TREVOR STALLION FLUFFED his collar, something he felt compelled to do before every meeting and public event. He never got the collars quite right on these suits. Why couldn’t they lay down like the neckless variety on the uniform he wore for sixteen years?

That spoke to the real problem: He hated the fashion. As a Sec Admin deputy, he saw this collar as a symbol of the condescension and bias he felt from the diplomatic and political classes. Ambassador Pousson, the man who almost got Trevor fired a year ago, wore some of the most flamboyant collars. As if the bastard belonged to royalty.

Trevor’s instinct before the swearing-in ceremony: Remain in uniform. Break the mold. Show everyone he’d be a different kind of Governor.

The three most significant women in his life – Effie, Shireena, and President Kieran Haas – pushed back with equal force. They said the job required a less intimidating style. The job was, as they pointed out, often as ceremonial as it was administrative.

Fine. He’d buy a rack of suits but rely on one person’s approval – his best girl.

Trevor spent a day shopping with Ana Marie. Despite her tender age, she developed quite the fashion sense. Almost eight years surrounded by her mother’s associates in the Diplomatic Resolution Corps did the trick.

Ana stood by his side when the President swore him in. He received ample compliments on his black ensemble with green trim.

Sixty days later, pacing at his desk, Trevor sported a teal ensemble with a white ruffled collar. It looked nothing like the combination his predecessor wore, which is why he chose it.

His desk chimed, to which Trevor responded.

“Yes?”

Shireena answered from outside the office.

“He’s here.”

“Early. What a shock. Give me thirty seconds then send him in.”

Trevor pulled back his left sleeve and tapped his wrist plate.

“It’s time,” he said. “I want to thank you for doing this. Give me ten minutes, and I’ll call you forward. Stallion out.”
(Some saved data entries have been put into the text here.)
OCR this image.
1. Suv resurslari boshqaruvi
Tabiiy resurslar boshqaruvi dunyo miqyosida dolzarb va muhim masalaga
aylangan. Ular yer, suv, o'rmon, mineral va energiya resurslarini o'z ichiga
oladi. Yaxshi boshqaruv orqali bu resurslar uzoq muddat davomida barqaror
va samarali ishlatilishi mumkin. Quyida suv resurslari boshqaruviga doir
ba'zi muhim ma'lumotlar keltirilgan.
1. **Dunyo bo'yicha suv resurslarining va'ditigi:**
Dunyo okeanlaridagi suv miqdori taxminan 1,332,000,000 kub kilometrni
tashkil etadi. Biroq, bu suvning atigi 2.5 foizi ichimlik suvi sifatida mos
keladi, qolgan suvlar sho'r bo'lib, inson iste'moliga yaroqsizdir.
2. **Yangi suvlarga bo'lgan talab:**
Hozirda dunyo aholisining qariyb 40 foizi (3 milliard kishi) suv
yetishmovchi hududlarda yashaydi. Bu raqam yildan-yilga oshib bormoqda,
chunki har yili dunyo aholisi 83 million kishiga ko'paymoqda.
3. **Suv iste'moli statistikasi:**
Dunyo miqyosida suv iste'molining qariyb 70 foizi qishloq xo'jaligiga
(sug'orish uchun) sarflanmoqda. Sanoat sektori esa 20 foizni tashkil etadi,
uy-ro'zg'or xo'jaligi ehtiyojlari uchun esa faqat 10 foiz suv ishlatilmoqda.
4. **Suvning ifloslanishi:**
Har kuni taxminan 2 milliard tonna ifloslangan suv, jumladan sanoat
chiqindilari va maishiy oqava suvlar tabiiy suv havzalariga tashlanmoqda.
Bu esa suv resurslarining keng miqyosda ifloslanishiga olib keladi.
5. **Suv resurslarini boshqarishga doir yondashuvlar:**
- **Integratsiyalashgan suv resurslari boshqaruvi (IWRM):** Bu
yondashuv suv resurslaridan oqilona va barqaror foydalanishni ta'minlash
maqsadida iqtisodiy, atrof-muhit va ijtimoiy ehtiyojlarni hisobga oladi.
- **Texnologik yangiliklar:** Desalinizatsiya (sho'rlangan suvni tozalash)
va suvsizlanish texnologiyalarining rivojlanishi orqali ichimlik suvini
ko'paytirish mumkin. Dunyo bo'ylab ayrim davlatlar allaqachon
He checked his suit again, looked around the spacious office – matched in size only by the President’s – and once more could not believe fate brought him here. Elegant furniture for casual confabs and negotiations, his own kiosk and liquor supply, three-dimensional paintings of the station’s interior, and a solid wood antique desk donated by Grandfather Max. Plus an adjacent flat.

Trevor took a casual pose near the liquor display. When the door slid open, he reached for two glasses.

“Stallion,” the visitor said.

“Mr. Murrill. Please, come in.”

Rafe Murrill, once the station’s longest serving Governor, still dressed as if he were entitled to the big desk.

“I was about to have a drink,” Trevor said. “Join me?”

“Straightaway with the mock charity, are you? I see your game, Stallion. And no, I don’t care for a drink.”

Neither did Trevor, but he thought a short whiskey might ease him through the difficulty ahead.